Security & Privacy
How laim.email protects your data and your privacy.
EU Data Residency
All laim.email infrastructure runs in German data centers. Email content, metadata, calendars, contacts, and account data are processed and stored exclusively in the EU.
- +All servers hosted in Germany (Contabo)
- +No data replication outside the EU
- +GDPR-compliant by architecture, not just policy
- +Your emails never leave the EU for processing or storage
Encryption
laim.email uses encryption at every layer to protect your data in transit and at rest.
| Layer | Method |
|---|---|
| In transit (web) | TLS for all HTTPS connections |
| In transit (mail) | IMAPS (port 993), SMTPS (port 465), STARTTLS (port 587) |
| At rest | AES-256 encryption for stored email |
| Passwords | Argon2id hashing (memory-hard, GPU-resistant) |
Infrastructure Security
The platform runs on Kubernetes with multiple layers of isolation and defense in depth.
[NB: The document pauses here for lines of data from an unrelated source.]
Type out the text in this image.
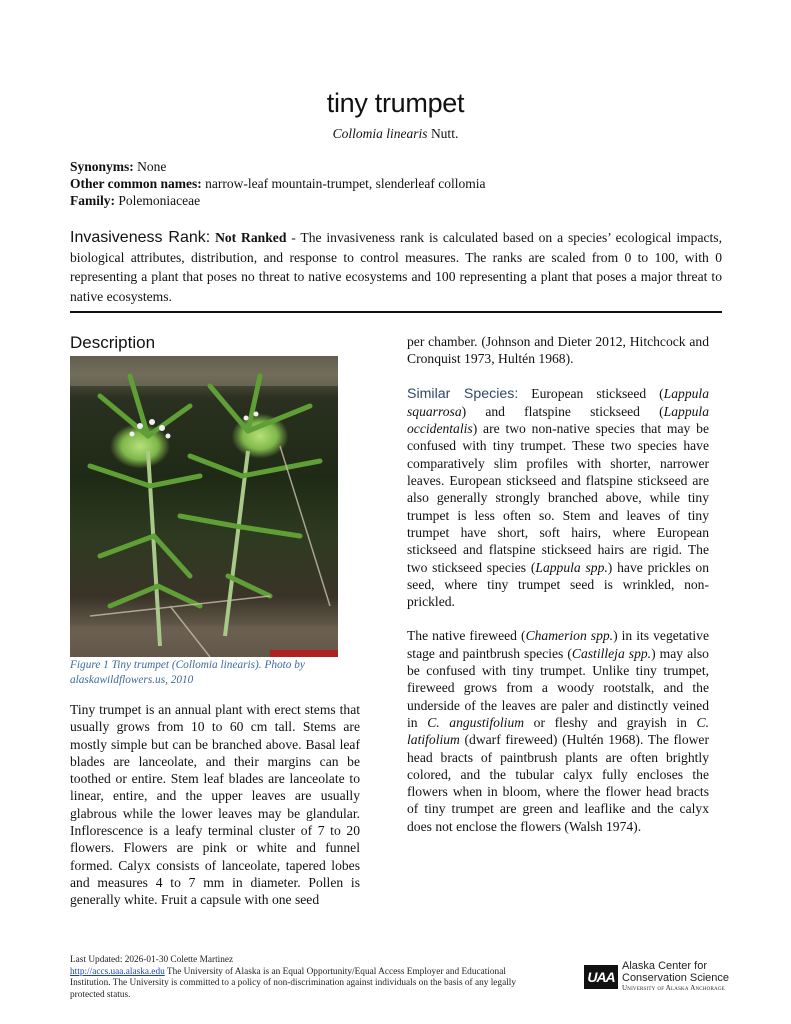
tiny trumpet
Collomia linearis Nutt.
Synonyms: None
Other common names: narrow-leaf mountain-trumpet, slenderleaf collomia
Family: Polemoniaceae
Invasiveness Rank: Not Ranked - The invasiveness rank is calculated based on a species’ ecological impacts, biological attributes, distribution, and response to control measures. The ranks are scaled from 0 to 100, with 0 representing a plant that poses no threat to native ecosystems and 100 representing a plant that poses a major threat to native ecosystems.
Description
Figure 1 Tiny trumpet (Collomia linearis). Photo by alaskawildflowers.us, 2010

Tiny trumpet is an annual plant with erect stems that usually grows from 10 to 60 cm tall. Stems are mostly simple but can be branched above. Basal leaf blades are lanceolate, and their margins can be toothed or entire. Stem leaf blades are lanceolate to linear, entire, and the upper leaves are usually glabrous while the lower leaves may be glandular. Inflorescence is a leafy terminal cluster of 7 to 20 flowers. Flowers are pink or white and funnel formed. Calyx consists of lanceolate, tapered lobes and measures 4 to 7 mm in diameter. Pollen is generally white. Fruit a capsule with one seed

per chamber. (Johnson and Dieter 2012, Hitchcock and Cronquist 1973, Hultén 1968).

Similar Species: European stickseed (Lappula squarrosa) and flatspine stickseed (Lappula occidentalis) are two non-native species that may be confused with tiny trumpet. These two species have comparatively slim profiles with shorter, narrower leaves. European stickseed and flatspine stickseed are also generally strongly branched above, while tiny trumpet is less often so. Stem and leaves of tiny trumpet have short, soft hairs, where European stickseed and flatspine stickseed hairs are rigid. The two stickseed species (Lappula spp.) have prickles on seed, where tiny trumpet seed is wrinkled, non-prickled.

The native fireweed (Chamerion spp.) in its vegetative stage and paintbrush species (Castilleja spp.) may also be confused with tiny trumpet. Unlike tiny trumpet, fireweed grows from a woody rootstalk, and the underside of the leaves are paler and distinctly veined in C. angustifolium or fleshy and grayish in C. latifolium (dwarf fireweed) (Hultén 1968). The flower head bracts of paintbrush plants are often brightly colored, and the tubular calyx fully encloses the flowers when in bloom, where the flower head bracts of tiny trumpet are green and leaflike and the calyx does not enclose the flowers (Walsh 1974).

Last Updated: 2026-01-30 Colette Martinez
http://accs.uaa.alaska.edu The University of Alaska is an Equal Opportunity/Equal Access Employer and Educational Institution. The University is committed to a policy of non-discrimination against individuals on the basis of any legally protected status.
UAA
Alaska Center for
Conservation Science
University of Alaska Anchorage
- +Namespace isolation — workloads separated by Kubernetes namespaces with restricted access
- +Network policies— strict rules restricting inter-service communication
- +Sealed Secrets— no plaintext secrets in version control; encrypted at rest with Bitnami Sealed Secrets
- +Automated backups — Velero backups to EU-based object storage with periodic restore drills
- +GitOps deployment — all infrastructure changes are version-controlled and auditable
Spam & Abuse Prevention
Multiple layers of protection keep spam out and prevent abuse of the platform.
| Measure | Details |
|---|---|
| Spam filtering | Rspamd on all inbound mail |
| SMTP rate limit | 60 requests/min |
| IMAP rate limit | 120 requests/min |
| JMAP rate limit | 300 requests/min |
| Abuse controls | Account suspension handling and outbound send suspension per domain |
Account Deletion
When you delete your account, we follow a clear, transparent process:
- You request deletion from your account settings
- A 30-day grace period begins — you can cancel and restore your account at any time
- After 30 days, all data is permanently and irreversibly deleted — email, contacts, calendars, account metadata
- No data is retained for advertising, analytics, or any other purpose
Privacy Transparency
We believe in being clear about how your data is handled.
No email scanning
We never scan your emails for advertising, profiling, or any purpose beyond spam filtering.
No data selling
Your data is never sold, shared with third parties, or used for purposes you didn't consent to.
Clear access policy
We document what we can and cannot access. Infrastructure operators have access only for service operation.